Kevin Capers

No. 13 – Maccabi Rehovot
- Position: Point guard / shooting guard
- League: Liga Leumit

Personal information
- Born: May 2, 1993 (age 32)
- Nationality: American
- Listed height: 6 ft 2 in (1.88 m)
- Listed weight: 170 lb (77 kg)

Career information
- High school: Lake Wales (Lake Wales, Florida)
- College: Florida Southern (2011–2015)
- NBA draft: 2015: undrafted
- Playing career: 2015–present

Career history
- 2015–2017: Westchester Knicks
- 2017: Halcones de Ciudad Obregón
- 2017–2018: CSU Sibiu
- 2019: ÍR
- 2019–2020: Hapoel Ramat Gan Givatayim
- 2020–2021: Atomerőmű SE
- 2022–2023: Maccabi Ironi Ramat Gan
- 2023–2024: Trepça
- 2024–present: Maccabi Rehovot

Career highlights
- Kosovo Superleague champion (2024); Liga Unike champion (2024); Kosovo Cup (2024); CIBACOPA champion (2017); NCAA Division II champion (2015); NCAA Division II Tournament MVP (2015);

= Kevin Capers =

American basketball player (born 1993)

Kevin Jerome Capers (born May 2, 1993) is an American professional basketball player for Maccabi Rehovot of the Liga Leumit. He played college basketball for Florida Southern College before playing professionally in the NBA G League, Mexico, Romania, Iceland, Israel and Kosovo.

==Early life and college career==
Capers attended Lake Wales High School in Lake Wales, Florida, where he averaged 8.9 points and 7.0 assists per game from his point guard position. Capers helped the Highlanders to go 31–3 win district and regional titles, and finish as the 2011 5A state runner-up to Dwyer High School.

Capers played college basketball at Florida Southern College, where averaged 17.7 points, 4.3 rebounds and 3.6 assists per game during his four years playing for Florida Southern, he led the Moccasins to the NCAA Division II National Championship as a senior as he earned the Finals MVP and All-tournament team honors.

==Professional career==

===Westchester Knicks (2015–2017)===
Capers went undrafted in the 2015 NBA draft. On October 31, 2015, Capers was selected with the 57th pick of the 2015 NBA Development League draft by the Westchester Knicks. In 48 games played during the 2016–17 season for the Knicks, he averaged 8.9 points, 2 rebounds and 2.3 assists per game.

===Obregón (2017)===
On May 20, 2017, Capers signed with Halcones Ciudad Obregón of the Mexican CIBACOPA. On July 5, 2017, Capers recorded a season-high 32 points, while shooting 11-of-18 from the field, along with three rebounds and three assists in a 94–101 loss to Rayos de Hermosillo. In 25 games played for Obregón, he averaged 16.1 points and 5.4 assists per game as a complement to forward Glen Rice Jr. and his 28.1 points per game. The Hawks toppled the Hermosillo Rays 111–100 in Game 6 of the league finals to clinch the title.

===CSU Sibiu (2017–2018)===
On August 25, 2017, Capers signed with CSU Sibiu of the Romanian Liga Națională. In 11 games played for Sibiu, he averaged 10.8 points and 1.3 rebounds per game, while shooting 40.6 percent from three-point range.

===ÍR (2019)===
On January 3, 2019, Capers signed with ÍR of the Icelandic Úrvalsdeild. In 24 games played for ÍR, he finished the season as the league second-leading scorer with 22.3 points, to go with 4.7 rebounds, 5.2 assists and 2 steals per game. Capers led his team to the Úrvalsdeild Finals, where they eventually lost to KR in a five-game series. He missed the fifth and deciding game of the series after breaking a bone in his arm in game four.

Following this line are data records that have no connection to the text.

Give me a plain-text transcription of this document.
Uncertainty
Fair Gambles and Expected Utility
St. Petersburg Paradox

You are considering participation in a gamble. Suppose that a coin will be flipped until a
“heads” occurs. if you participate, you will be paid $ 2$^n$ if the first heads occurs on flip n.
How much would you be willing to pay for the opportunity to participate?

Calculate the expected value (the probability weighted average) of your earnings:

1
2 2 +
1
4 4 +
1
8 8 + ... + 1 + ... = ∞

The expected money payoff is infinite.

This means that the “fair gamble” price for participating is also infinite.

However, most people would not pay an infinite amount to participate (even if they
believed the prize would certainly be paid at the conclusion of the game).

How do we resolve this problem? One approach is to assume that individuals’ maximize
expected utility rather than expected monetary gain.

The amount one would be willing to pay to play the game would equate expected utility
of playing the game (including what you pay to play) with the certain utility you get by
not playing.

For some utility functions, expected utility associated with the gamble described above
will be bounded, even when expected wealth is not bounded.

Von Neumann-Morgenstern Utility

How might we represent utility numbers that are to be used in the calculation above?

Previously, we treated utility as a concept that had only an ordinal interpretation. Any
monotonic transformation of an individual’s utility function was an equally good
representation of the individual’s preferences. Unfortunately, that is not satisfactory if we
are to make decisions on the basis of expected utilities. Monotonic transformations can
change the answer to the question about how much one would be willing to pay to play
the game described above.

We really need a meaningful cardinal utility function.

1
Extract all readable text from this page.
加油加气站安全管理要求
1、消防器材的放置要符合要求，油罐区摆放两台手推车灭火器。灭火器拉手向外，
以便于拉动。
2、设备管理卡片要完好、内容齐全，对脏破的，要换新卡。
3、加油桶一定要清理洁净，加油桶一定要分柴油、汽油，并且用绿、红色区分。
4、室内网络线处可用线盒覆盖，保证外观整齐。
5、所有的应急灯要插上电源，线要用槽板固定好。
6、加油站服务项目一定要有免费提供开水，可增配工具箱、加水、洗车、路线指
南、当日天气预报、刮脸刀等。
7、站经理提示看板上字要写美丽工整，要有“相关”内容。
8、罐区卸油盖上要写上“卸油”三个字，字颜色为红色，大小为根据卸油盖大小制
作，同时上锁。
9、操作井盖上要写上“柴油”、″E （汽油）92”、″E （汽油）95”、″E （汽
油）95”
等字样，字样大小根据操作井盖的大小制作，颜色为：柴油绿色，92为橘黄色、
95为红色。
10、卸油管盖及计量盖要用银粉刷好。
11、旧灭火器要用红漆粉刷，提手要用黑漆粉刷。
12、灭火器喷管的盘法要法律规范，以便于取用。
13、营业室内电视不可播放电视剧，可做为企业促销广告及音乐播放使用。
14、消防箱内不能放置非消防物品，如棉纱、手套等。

===Hapoel Ramat Gan (2019–2020)===
On October 16, 2019, Capers signed a one-year deal with Hapoel Ramat Gan Givatayim of the Israel National League. On October 22, 2019, Capers set an Israeli State Cup-record 57 points, while shooting 20-of-32 from the field in a 94–104 loss to Hapoel Haifa in the first round. He finished as the top scorer in the league with 24.2 points per game, and recorded 4.1 rebounds, 5.1 assists and 2.3 steals per game.

===Atomerőmű (2020–2021)===
On August 8, 2020, Capers signed with Atomerőmű SE of the Hungarian League.

===Trepça (2023–2024)===
On December 30, 2023, Capers signed for Trepça of the Kosovo Superleague and Liga Unike.